Speaker： Jay A. Farrell
Venue: Building No.3
Time: 9:30 am, May 26, 2014
Given recently publicized demonstrations of autonomous vehicles operating on public streets, various countries are considering technical, legal, and ethical issues related to their legalization. Even without fully autonomy, intelligent transportation systems have high potential for improvement of highway safety and throughput, especially after “where-in-lane” accuracy can be reliably achieved.

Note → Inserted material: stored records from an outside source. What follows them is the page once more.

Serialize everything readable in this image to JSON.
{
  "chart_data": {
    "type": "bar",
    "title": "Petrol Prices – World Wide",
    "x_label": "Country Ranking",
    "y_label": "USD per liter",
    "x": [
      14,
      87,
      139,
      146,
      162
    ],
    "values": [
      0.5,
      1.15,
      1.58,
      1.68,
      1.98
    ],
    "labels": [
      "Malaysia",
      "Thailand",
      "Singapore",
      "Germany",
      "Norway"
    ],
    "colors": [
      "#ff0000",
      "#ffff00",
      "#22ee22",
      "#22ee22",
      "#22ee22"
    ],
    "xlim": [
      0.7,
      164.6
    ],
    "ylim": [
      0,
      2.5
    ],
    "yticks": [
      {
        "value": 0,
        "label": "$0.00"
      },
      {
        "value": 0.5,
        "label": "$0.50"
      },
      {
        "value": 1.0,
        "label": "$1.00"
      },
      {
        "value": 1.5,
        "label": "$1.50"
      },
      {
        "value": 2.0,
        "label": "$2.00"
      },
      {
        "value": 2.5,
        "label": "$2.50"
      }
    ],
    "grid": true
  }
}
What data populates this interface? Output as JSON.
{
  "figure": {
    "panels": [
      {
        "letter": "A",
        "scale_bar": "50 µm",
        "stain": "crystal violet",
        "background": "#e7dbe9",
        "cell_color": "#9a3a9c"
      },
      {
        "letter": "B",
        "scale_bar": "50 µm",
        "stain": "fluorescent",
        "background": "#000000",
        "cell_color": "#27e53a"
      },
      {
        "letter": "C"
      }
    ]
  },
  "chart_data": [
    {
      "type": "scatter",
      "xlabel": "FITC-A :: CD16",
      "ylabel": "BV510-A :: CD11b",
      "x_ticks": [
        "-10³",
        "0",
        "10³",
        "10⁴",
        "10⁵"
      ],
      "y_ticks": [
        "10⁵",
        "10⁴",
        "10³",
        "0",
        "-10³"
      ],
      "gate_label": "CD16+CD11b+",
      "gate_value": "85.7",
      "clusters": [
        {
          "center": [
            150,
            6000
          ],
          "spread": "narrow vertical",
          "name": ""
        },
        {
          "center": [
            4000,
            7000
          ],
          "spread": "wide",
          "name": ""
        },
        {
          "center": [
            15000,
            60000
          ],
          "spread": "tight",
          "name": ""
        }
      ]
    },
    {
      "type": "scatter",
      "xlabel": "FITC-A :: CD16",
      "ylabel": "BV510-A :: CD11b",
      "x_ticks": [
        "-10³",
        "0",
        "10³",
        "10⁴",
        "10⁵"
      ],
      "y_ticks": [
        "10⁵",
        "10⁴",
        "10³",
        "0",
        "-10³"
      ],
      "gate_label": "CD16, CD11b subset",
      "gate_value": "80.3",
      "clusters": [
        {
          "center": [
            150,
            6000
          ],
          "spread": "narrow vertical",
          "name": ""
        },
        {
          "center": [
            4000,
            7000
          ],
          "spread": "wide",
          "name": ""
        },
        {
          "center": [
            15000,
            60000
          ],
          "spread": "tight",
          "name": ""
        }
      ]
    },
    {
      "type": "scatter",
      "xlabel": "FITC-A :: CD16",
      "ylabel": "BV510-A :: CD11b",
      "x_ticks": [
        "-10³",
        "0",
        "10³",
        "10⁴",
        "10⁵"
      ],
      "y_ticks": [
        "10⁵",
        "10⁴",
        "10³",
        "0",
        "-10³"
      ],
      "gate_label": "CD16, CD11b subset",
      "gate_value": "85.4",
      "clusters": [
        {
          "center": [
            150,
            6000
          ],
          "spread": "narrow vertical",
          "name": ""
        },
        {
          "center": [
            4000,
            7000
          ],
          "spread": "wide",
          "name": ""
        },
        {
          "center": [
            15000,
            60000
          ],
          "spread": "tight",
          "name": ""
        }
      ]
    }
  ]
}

This presentation will discuss the role of control and systems theoretic methods related to practical autonomous vehicle applications, particularly as they relate to automated construction of precise feature maps and reliable real-time navigation with position accuracy at the decimeter level. Both applications require reliable and automated data fusion from various sensor modalities: LIDAR, camera, global navigation satellite systems, inertial measurements, etc. The presentation will survey and present modern methods for roadway feature mapping and vehicle state estimation. Results from a demonstration at the US Department of Transportation Turner Fairbanks Research Center will be included.
About the speaker:
Jay A. Farrell earned B.S. degrees in physics and EE from Iowa State U., and M.S. and Ph.D. degrees in EE from the U. of Notre Dame. At Charles Stark Draper Lab (1989-1994), he received the Engineering Vice President's Best Technical Publication Award in 1990, and Recognition Awards for Outstanding Performance and Achievement in 1991 and 1993. He is a Professor and two time Chair of the Department of EE at the University of California, Riverside. He has served the IEEE Control Systems Society (CSS) as Finance Chair for three IEEE CDC’s (’95, ’01, and ’03), on the Board of Governors for two terms (’03-’06, ’12-’14), as Vice President Finance and Vice President of Technical Activities, as General Chair of IEEE CDC 2012, and as President in 2014. He was named a GNSS Leader to Watch for 2009-2010 by GPS World Magazine in May 2009 and a winner of the Connected Vehicle Technology Challenge by the U.S. Department of Transportation’s (DOT’s) Research and Innovative Technology Administration in July 2011. He is a Fellow of the IEEE, a Fellow of AAAS, a Distinguished Member of IEEE CSS, and author of over 200 tech-nical publications. He is author of the book “Aided Navigation: GPS with High Rate Sensors” (McGraw-Hill 2008). He is also co-author of the books “The Global Positioning System and Inertial Navigation” (McGraw-Hill, 1998) and “Adaptive Approximation Based Control: Unifying Neural, Fuzzy and Traditional Adaptive Approximation Approaches” (John Wiley 2006).